Литмир - Электронная Библиотека
A
A

Все эти течения не отдают себе отчета в том, что русский народ – помимо чисто физиологических потребностей, свойственных всем людям, всем млекопитающим, всем позвоночным, и так далее, – имеет совершенно определенные, ему одному свойственные идеалы, цели и методы. Но так как этот народ не имеет интеллигенции, образованного класса, правящего класса, ведущего класса, который отражал бы не воздушные замки марксизма и не растреллиевские дворцы дворянства, а реальные устремления русских изб, то русский народ не имеет адекватного ему национального, культурного и политического оформления, потерянного в XVIII веке.

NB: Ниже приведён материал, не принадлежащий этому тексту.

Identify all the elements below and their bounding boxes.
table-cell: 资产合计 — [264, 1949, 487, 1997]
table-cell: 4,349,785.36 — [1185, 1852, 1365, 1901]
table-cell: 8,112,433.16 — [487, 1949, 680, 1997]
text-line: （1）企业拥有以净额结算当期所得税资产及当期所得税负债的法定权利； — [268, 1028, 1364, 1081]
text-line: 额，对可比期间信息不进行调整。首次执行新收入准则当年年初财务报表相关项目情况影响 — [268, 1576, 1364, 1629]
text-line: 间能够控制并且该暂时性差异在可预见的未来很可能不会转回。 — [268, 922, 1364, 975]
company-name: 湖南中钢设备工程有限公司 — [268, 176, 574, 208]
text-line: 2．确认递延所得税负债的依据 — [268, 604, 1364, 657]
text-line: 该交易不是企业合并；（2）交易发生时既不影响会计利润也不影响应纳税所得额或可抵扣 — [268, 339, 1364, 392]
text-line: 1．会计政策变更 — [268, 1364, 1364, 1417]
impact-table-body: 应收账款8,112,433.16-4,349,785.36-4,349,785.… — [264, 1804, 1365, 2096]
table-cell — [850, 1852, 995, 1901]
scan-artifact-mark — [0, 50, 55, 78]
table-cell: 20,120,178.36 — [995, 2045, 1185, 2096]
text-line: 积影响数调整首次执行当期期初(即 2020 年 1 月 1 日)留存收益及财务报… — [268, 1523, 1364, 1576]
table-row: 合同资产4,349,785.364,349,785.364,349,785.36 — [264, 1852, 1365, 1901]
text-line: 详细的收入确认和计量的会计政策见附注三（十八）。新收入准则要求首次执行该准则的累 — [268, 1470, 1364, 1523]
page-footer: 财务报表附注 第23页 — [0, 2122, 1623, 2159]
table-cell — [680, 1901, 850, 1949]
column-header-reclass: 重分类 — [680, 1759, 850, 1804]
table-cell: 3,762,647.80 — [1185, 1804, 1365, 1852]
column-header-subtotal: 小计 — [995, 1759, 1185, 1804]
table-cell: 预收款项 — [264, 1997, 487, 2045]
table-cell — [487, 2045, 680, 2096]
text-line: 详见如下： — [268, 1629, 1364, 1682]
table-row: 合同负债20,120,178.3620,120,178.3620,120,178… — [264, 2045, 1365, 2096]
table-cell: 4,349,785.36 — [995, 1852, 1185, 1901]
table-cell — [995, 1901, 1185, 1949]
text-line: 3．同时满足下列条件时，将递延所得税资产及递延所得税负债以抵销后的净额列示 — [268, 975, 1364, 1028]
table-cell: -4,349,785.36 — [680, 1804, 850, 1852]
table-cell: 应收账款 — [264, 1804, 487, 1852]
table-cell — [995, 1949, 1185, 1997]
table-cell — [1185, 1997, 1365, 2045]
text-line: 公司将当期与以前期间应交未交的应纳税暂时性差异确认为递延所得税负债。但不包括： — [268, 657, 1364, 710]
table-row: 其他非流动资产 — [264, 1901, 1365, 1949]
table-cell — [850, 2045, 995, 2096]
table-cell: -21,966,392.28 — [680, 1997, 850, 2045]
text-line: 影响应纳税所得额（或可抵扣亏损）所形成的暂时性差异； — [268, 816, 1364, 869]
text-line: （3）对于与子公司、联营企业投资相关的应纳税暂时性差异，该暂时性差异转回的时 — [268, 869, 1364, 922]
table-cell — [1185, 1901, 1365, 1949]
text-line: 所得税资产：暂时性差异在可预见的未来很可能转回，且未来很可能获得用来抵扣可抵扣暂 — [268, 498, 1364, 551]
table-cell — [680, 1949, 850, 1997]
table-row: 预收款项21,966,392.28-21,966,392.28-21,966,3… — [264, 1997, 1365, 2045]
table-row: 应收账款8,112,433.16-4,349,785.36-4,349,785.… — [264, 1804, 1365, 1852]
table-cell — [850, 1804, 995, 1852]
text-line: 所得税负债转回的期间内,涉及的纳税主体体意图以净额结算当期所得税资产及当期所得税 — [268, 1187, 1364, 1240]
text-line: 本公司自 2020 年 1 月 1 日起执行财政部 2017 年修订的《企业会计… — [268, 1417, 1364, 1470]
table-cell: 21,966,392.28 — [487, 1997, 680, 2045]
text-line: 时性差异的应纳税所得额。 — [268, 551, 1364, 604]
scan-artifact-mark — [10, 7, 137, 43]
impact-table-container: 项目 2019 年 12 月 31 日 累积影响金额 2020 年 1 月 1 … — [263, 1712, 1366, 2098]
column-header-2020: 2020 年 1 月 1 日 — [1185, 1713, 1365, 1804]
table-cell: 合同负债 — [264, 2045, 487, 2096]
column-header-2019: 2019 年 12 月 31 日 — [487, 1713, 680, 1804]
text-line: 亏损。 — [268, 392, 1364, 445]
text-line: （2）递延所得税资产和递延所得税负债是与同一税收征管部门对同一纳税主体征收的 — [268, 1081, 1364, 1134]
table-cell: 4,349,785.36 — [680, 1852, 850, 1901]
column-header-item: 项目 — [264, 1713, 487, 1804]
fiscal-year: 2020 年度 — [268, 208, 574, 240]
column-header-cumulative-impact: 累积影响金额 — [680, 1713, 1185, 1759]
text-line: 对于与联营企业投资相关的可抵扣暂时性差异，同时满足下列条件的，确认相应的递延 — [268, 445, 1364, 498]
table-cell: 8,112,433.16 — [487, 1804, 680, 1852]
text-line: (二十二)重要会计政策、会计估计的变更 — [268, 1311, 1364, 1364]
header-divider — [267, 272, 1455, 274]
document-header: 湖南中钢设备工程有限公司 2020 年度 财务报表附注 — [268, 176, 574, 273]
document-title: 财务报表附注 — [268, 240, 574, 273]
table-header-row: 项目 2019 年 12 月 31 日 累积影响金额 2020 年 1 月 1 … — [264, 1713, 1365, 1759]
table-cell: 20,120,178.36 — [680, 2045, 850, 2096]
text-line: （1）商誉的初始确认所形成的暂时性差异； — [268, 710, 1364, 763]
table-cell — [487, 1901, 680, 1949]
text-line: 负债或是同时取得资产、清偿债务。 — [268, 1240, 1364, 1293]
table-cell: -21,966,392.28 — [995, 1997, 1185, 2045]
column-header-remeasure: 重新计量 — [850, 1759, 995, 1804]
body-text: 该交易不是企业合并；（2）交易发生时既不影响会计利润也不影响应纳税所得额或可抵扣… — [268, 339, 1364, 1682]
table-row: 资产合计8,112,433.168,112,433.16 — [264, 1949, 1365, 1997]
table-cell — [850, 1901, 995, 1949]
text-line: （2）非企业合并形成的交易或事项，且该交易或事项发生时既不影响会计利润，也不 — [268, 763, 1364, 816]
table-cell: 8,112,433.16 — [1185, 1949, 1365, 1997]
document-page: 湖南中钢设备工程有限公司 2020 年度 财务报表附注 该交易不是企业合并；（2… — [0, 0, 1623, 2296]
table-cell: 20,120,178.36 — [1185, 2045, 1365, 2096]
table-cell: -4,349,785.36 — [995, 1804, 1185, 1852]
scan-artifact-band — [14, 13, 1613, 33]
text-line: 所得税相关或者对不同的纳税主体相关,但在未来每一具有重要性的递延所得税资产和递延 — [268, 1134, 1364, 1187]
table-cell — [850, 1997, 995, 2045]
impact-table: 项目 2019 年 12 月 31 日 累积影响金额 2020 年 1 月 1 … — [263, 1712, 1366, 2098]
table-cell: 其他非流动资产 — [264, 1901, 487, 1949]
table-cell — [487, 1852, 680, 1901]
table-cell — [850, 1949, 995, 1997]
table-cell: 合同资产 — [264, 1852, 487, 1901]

Русская интеллигенция должна быть перевоспитана в русском духе. И так как это перевоспитание почти невозможно, то дело идет о создании новой русской интеллигенции, которая, конечно, не может родиться по заказу. Если перевоспитание одного человека, по крайней мере взрослого человека, есть вещь практически невозможная – «перевоспитание» тысячелетней нации есть совершеннейший абсурд.

Русская историография

Русская историография за отдельными и почти единичными исключениями есть результат наблюдения русских исторических процессов с нерусской точки зрения. Кроме того, эта историография возникла в век «диктатуры дворянства» и отражает на себе его социальный заказ – и сознательно, и также бессознательно.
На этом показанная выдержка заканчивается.